The trade war continues to wreak havoc on China’s economy with industrial production falling to its lowest levels since February 2002. China’s industrial production registered a 4.4% growth YoY in August, lower than the 4.8% in July and coming in lower than economists’ forecast for a 5.2% growth.
Investment in fixed assets have also fallen lower, rising at 5.5% in 2019 till August. Economists were expecting fixed-asset investments to grow at a rate of 5.6% during this period. In addition, domestic demand is also weakening within China, with retail sales declined to 7.5% in August vs. 7.6% in July and 7.9% expected by economists.

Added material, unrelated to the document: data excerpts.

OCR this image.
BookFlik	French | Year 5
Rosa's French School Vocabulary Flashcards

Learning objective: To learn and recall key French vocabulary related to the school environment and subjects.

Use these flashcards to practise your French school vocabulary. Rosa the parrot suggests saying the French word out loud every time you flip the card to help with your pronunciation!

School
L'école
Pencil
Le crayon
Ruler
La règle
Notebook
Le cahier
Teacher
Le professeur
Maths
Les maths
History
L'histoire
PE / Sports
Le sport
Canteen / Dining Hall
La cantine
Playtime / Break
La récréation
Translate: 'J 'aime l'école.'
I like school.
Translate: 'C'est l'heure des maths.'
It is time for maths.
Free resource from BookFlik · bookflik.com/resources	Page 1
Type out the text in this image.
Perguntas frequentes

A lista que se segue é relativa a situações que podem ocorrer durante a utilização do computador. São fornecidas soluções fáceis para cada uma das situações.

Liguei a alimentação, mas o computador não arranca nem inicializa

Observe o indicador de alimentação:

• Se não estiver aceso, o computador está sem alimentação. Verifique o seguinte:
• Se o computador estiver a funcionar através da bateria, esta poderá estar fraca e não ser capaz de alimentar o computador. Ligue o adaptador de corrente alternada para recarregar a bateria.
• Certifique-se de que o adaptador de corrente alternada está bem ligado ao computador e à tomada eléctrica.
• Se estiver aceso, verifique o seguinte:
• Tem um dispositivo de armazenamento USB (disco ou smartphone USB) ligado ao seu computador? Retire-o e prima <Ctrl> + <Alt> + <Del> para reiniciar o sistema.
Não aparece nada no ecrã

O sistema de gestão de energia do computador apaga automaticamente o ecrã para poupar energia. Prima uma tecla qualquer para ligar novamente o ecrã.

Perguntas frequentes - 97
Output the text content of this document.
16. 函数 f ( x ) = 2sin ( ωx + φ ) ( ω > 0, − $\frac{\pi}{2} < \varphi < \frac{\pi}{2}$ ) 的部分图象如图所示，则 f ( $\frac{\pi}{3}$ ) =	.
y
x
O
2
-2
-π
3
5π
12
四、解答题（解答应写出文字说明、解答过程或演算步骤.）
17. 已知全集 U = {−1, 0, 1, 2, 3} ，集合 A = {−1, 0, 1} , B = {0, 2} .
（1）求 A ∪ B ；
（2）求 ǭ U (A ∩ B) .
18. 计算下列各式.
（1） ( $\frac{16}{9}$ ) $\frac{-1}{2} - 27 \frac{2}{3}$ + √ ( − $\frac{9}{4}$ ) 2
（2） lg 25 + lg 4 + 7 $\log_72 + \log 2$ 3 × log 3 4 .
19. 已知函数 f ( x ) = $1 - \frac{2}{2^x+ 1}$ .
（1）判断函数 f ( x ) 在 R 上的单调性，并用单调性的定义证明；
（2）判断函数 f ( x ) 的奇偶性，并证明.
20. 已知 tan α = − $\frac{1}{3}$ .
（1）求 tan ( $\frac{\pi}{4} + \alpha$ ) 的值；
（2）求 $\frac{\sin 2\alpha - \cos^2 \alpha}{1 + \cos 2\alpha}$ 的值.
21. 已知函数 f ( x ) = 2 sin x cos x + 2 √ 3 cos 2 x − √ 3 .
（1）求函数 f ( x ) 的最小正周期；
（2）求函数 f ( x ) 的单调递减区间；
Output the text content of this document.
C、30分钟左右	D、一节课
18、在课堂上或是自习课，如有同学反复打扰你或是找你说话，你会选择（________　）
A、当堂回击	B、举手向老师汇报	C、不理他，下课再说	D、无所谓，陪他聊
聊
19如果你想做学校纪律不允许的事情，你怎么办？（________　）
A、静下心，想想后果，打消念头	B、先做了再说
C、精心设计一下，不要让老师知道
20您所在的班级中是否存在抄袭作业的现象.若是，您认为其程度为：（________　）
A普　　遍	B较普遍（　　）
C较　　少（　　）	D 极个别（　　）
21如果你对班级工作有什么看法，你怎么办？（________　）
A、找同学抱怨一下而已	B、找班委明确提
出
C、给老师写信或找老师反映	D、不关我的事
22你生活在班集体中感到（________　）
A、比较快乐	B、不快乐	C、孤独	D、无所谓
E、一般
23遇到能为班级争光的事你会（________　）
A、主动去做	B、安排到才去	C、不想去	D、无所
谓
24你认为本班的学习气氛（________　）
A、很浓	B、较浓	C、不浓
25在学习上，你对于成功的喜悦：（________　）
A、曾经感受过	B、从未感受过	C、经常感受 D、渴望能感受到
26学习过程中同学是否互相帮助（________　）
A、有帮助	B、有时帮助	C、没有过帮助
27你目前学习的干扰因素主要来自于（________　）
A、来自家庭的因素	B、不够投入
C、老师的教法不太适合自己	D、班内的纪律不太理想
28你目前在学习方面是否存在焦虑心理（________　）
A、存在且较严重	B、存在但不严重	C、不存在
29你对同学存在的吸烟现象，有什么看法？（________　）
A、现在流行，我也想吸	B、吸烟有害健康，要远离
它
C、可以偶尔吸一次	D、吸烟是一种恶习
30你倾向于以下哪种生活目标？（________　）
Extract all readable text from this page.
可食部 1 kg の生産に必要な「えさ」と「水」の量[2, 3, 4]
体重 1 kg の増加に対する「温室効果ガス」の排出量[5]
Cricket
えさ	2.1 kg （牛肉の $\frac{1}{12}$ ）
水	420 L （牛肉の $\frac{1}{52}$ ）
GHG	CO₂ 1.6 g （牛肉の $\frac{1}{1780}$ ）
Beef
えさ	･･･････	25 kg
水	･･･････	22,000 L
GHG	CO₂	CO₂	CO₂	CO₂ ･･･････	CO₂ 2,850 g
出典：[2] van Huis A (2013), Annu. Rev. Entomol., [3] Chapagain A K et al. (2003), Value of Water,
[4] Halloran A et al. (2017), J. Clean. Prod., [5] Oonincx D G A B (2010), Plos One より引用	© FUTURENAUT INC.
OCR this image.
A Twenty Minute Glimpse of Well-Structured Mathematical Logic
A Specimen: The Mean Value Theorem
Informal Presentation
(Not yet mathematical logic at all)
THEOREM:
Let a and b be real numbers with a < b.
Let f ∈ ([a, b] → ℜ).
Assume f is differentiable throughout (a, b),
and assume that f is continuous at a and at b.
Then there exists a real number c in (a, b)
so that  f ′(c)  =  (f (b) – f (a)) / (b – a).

Prior to this data being released by the National Bureau of Statistics, Chinese Vice Premier Liu He had remarked in an interview that the economy faced downward pressure and would find it difficult to maintain a 6% growth rate this year. The prolonged trade war between US and China have been causing significant weakness in Chinese manufacturing and trade for over a year now, and the situation is expected to continue this way until a trade deal is finalized between both sides.
On the release of this news, the Chinese yuan dipped slightly with USD/CNH trading at 7.062 at the time of writing.